Minnesota child support laws impair father's efforts to provide
MISSION, S.D. - A Minnesota penalty enforcing payment of child support for deadbeat dads is impairing efforts of a single father on the Rosebud Sioux Indian Reservation to improve his employment prospects which would allow him to support his children.
In his late 30s, the single father, who was homeless, moved from Denver, Colo., with few dollars in his pocket and an elementary school student in tow. A local couple aided him in his efforts to establish a home, helped him find employment and begin to tackle a daunting task of eliminating debt and back child support.
The father, whose identity has been withheld to protect his school-age daughter, earns nearly $7 an hour at an area convenience store, but his skills would allow him to hold a higher paying job as a commercial truck driver.
However, the state of Minnesota's "get tough" policy for enforcing child support allowed the state to suspend the father's Colorado license. The suspension is one of the tougher penalties Minnesota uses to force the child support payments.

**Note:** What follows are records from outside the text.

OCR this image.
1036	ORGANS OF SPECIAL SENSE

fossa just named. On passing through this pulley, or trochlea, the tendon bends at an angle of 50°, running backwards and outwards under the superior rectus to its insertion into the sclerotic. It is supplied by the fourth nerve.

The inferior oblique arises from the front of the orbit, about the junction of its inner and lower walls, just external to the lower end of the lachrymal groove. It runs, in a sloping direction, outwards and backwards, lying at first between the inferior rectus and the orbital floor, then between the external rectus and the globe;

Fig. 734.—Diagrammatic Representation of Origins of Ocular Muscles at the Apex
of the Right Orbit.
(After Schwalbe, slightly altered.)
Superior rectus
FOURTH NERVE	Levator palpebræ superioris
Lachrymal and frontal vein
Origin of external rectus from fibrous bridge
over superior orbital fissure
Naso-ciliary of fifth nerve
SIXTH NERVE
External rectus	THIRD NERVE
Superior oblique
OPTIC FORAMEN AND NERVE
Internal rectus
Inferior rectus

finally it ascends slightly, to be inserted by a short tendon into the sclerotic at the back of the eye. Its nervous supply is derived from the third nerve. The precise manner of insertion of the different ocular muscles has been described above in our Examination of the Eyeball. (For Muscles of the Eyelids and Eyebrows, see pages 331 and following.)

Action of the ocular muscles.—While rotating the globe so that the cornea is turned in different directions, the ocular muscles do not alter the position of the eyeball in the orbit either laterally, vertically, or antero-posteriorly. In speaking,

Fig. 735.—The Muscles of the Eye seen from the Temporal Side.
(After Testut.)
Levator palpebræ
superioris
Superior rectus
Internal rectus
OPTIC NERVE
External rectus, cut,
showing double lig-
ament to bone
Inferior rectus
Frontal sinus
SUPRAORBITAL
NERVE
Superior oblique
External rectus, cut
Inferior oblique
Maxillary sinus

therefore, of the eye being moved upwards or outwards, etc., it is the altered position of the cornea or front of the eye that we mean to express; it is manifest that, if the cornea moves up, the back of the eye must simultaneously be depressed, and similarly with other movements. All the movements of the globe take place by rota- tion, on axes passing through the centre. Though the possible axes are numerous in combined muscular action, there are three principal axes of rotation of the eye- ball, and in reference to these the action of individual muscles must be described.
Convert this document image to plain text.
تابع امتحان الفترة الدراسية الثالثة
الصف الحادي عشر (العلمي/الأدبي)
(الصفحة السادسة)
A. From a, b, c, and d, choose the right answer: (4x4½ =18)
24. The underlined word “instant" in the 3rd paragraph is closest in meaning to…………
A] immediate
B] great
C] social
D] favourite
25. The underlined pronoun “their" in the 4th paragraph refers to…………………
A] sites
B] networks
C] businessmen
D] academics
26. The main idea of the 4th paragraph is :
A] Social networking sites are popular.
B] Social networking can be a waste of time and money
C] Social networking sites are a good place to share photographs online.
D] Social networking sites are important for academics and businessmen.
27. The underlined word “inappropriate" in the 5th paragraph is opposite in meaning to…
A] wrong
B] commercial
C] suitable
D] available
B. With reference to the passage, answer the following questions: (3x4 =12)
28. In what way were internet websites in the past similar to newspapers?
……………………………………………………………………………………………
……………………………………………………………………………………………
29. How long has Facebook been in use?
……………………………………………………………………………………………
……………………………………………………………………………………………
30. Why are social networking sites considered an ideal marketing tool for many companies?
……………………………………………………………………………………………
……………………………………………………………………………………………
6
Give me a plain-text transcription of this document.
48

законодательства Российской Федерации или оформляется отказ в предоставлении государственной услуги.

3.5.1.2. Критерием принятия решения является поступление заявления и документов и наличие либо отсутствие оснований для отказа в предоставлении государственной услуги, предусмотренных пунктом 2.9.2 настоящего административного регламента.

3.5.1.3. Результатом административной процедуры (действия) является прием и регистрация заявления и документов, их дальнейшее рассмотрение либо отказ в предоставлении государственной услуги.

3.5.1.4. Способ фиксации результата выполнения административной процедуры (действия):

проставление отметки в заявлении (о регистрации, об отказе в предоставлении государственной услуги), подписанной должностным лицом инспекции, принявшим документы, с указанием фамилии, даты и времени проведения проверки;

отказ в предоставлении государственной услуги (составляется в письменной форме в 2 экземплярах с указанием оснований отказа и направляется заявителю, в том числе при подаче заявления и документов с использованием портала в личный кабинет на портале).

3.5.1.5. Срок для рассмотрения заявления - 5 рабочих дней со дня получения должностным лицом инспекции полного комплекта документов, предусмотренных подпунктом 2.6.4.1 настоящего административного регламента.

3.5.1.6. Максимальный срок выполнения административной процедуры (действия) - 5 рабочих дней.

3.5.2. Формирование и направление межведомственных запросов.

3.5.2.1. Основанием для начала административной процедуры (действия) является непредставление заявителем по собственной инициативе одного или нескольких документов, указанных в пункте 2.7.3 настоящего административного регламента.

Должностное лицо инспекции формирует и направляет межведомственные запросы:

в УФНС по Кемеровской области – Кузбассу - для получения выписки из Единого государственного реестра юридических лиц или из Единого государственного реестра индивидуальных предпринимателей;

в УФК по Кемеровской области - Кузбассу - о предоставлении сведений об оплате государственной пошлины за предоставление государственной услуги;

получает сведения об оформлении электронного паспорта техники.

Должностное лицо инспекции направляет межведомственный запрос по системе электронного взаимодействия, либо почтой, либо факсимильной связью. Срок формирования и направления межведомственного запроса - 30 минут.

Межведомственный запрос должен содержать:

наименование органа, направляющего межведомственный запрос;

But it makes it difficult for parents struggling financially to meet the child support demands.
He said the suspension took away the prospect of a job offer that would have paid nearly $4 an hour more so he could work at catching up on nearly $18,000 of back child support. It also prevented him from obtaining a license in South Dakota, leaving him underemployed.
He has appealed to reduce the child support for a child living in Minnesota because he is laboring just to keep up with financial demands of raising a child, alone on the reservation.
Unable to drive, he has to hitchhike nearly 10 miles to work and struggles daily to provide a minimum of necessities.
The father and his daughter live in surroundings that are far from luxurious - a one-bedroom home where he sleeps in the living room. To keep expenses at a minimum, they have only local phone service and live without cable television. Child care would be a hardship if it weren't for his friends who stepped in to care for his daughter while he works.
His net income is around $958 a month and he receives as much as $113 in food stamps each month. Without the child support obligation, the family living expenses are $1,308, leaving him $350 short each month.
Having his wages garnished for a $184 monthly child support payment will push him and his daughter further into debt, leaving them with just $534 a month. His rent is nearly $300 a month plus utilities. A cold winter and rising propane prices have made matters even more distressing, he said.
"Every day is a struggle to keep a roof over my daughter's head."
The man, who dropped out of elementary school, has poor reading and comprehension skills. He has had two failed marriages and a relationship with a woman in Minnesota, the mother of his son, a child he said he may not have fathered.
His teen and young adult years included bouts with drug and alcohol abuse along with numerous brushes with the law including a prison sentence for felony assault in connection with beating a man with an ax.
He drifted from job to job and state to state, usually working seasonal jobs, including a stint with a carnival and an assortment of laborer or construction jobs, never staying in one place very long.
His brushes with the law were because he needed money to buy drugs and alcohol, he said, but his last experience in prison and embracing traditional tribal cultural values while he was there, turned his life around. He sought help and has been sober for 10 years, he said.
Today he works a graveyard shift, and despite his determination, finds himself wondering if he and his daughter are simply not falling through the cracks.
Minnesota establishes the amount a parent pays in child support based on potential income. He said this is how he fell so far behind on his child support. The mother of his son initiated child support while he was in prison.
The man, whose memory may have been impaired with earlier drug and alcohol use, said blood samples were taken while he was in prison but he doesn't remember when. He said he didn't understand what he was signing when officials presented the court documents nor did anyone explain what he was signing while in prison.
Child support payments piled up when he was released from prison and began working as a construction worker in Colorado. Minnesota officials later garnished payments from his wages. His seasonal job ended and he began to incur more debt in back child support which is when Minnesota officials decided to suspend his driver's license for nonpayment.
The young father appealed to the state to reduce child support from $341 to $184 a month, but he is worried the state's failure to address a payment schedule for the $18,000 in back child support will impair his efforts to catch up.
He has asked state officials to reconsider the suspension of the license, saying that without a driver's license he can't improve his employment prospect and apply the increase in wages to the outstanding child support debt.
"I do my best to meet my responsibilities. "If I could get my driver's license, it would be a good start," he said.
His recent appeal for the reduction was approved, but Minnesota officials haven't addressed reinstatement of his driver's license or his contention that a requirement that he buy health insurance coverage for his son in Minnesota is too taxing for him financially.